新型コロナ 国内感染者数400万人超に この12日間で100万人増

国内で新型コロナウイルスの感染が確認された人の数は、15日、累計で400万人を超えました。

日本国内で初めて新型コロナウイルスへの感染者が確認、報告されたのは、おととし1月16日で、中国の武漢に渡航していた神奈川県に住む30代の男性が肺炎の症状を訴えたケースでした。

その後、国内で感染拡大が起き、
▽初めて緊急事態宣言が出されたおととし春の「第1波」、
▽おととし夏の「第2波」、
▽おととしの年末から去年初めにかけて首都圏などを中心に拡大した「第3波」、
▽変異ウイルス「アルファ株」が広がった去年3月以降に関西を中心に拡大した「第4波」が起きたあと、
▽「デルタ株」が拡大した「第5波」の最中の去年8月6日に100万人を超えました。

ことしに入ってからは「オミクロン株」の広がりで、これまでに比べ、極めて速いスピードでの拡大となり、累計の感染者数は▽ことし1月20日に200万人を超えたのに続いて▽2月3日に300万人、そして▽15日、400万人を超えました。
国内での感染が始まってから累計の感染者数が100万人を超えるまで1年7か月近くかかりましたが、その後、
▽100万人から200万人になるのにおよそ5か月半、
▽200万人から300万人になるのに2週間、
▽300万人から400万人になるまではわずか12日と拡大のペースが速くなっています。

国内での初めての感染確認から15日までの累計の感染者数、400万人余りのうち、およそ57%にあたる230万人余りが先月からの1か月半に集中していて、第6波はこれまでとは全く異なる規模の感染拡大となっています。

第6波の時期に亡くなった人は2400人近く報告され、致死率はおよそ0.10%と、これまでの感染の波に比べると低くなっていますが、感染者数がこれまでの感染拡大の波に比べて桁違いに多いため、亡くなる人の数が多くなってきています。

また、これまでの感染拡大では重症者数のピークは感染者数のピークから2週間ほど遅れ、亡くなる人はさらに遅れて増えていて、今回も今後、新規感染者数が減少傾向に転じたとしても、重症者数や亡くなる人の数が増加し、致死率が上がるおそれがあります。

一方、アメリカのジョンズ・ホプキンス大学のまとめによりますと、国別の累計の感染者数は15日の時点で▽アメリカで7792万人、▽インドで4269万人、▽ブラジルで2755万人、▽フランスで2189万人、▽イギリスで1848万人、▽ロシアで1410万人など世界各地で400万人を超えている国は日本以外に18か国あり、いずれの国でもオミクロン株によって感染拡大のペースが速くなっています。

専門家「これまでにない拡大 高齢者への感染対策を」

厚生労働省の専門家会合のメンバーで、国際医療福祉大学の和田耕治教授は「年末年始で人との接触機会が急激に増えたタイミングとオミクロン株の流入が重なり、以前は感染が拡大していなかった地方にもしみ出して、これまでになかった拡大が起きたと考えている」と述べました。

そのうえで「拡大傾向はいま落ち着きつつあるが、多くの地域で高止まりしていて本当に減少局面に入るかどうかもう少し注視が必要だ。

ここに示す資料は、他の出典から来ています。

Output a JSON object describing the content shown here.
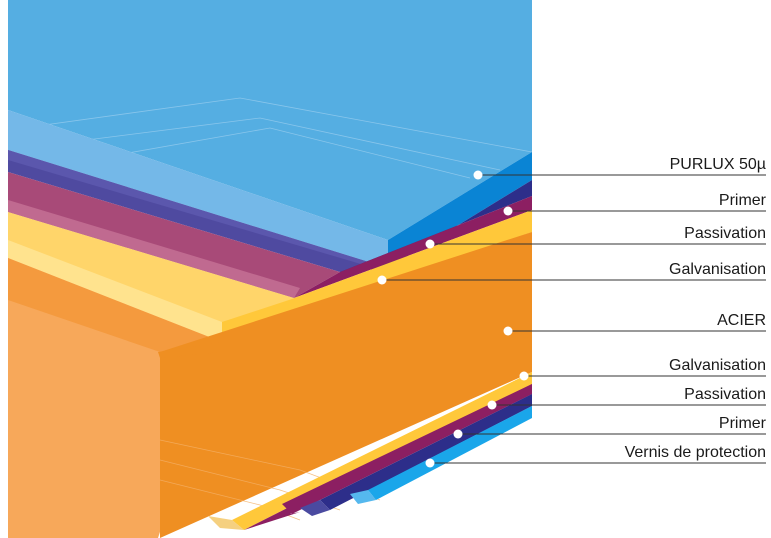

オミクロン株でも特に75歳以上の高齢者では感染すると重症化し、亡くなる人も増えてきている。重症者数を減らせるかは高齢者への感染がどれくらいコントロールできるかにかかっている。今後、暖かくなって人々の接触機会が増加する3月、4月、5月になると、感染拡大を抑えることが難しくなるおそれもある。高齢者施設での感染が依然として多いので、こうした場所で3回目のワクチン接種をどれくらい速く行えるかも今後の重要なポイントだ」と指摘しました。

また、医療や検査などの体制がひっ迫していることについて、和田教授は、重症になる人を減らすために医療や保健所の体制を必要とする人に振り向ける必要があるとしたうえで、検査についても重症化リスクの高い人など優先度の高い人が確実に受けられるようにする必要があるという考えを示しました。

和田教授は「検査キットや検査体制も需要に追いついていない。感染した人が職場などに戻るとき、陰性の確認として追加の検査を求められるケースがあるが、本来こうした対応は必要ではないので、学校や企業でしっかりルールを作ってもらう必要がある。また、かぜのような症状があって数日様子を見ているうちに、検査や診断も受けられないまま症状が改善し、どう職場や学校に戻ったらよいか悩んでいる人もいる。こうした人には、復帰の目安として『症状が回復傾向になってから72時間』ということを呼びかけるべきではないかと考えている」と話しています。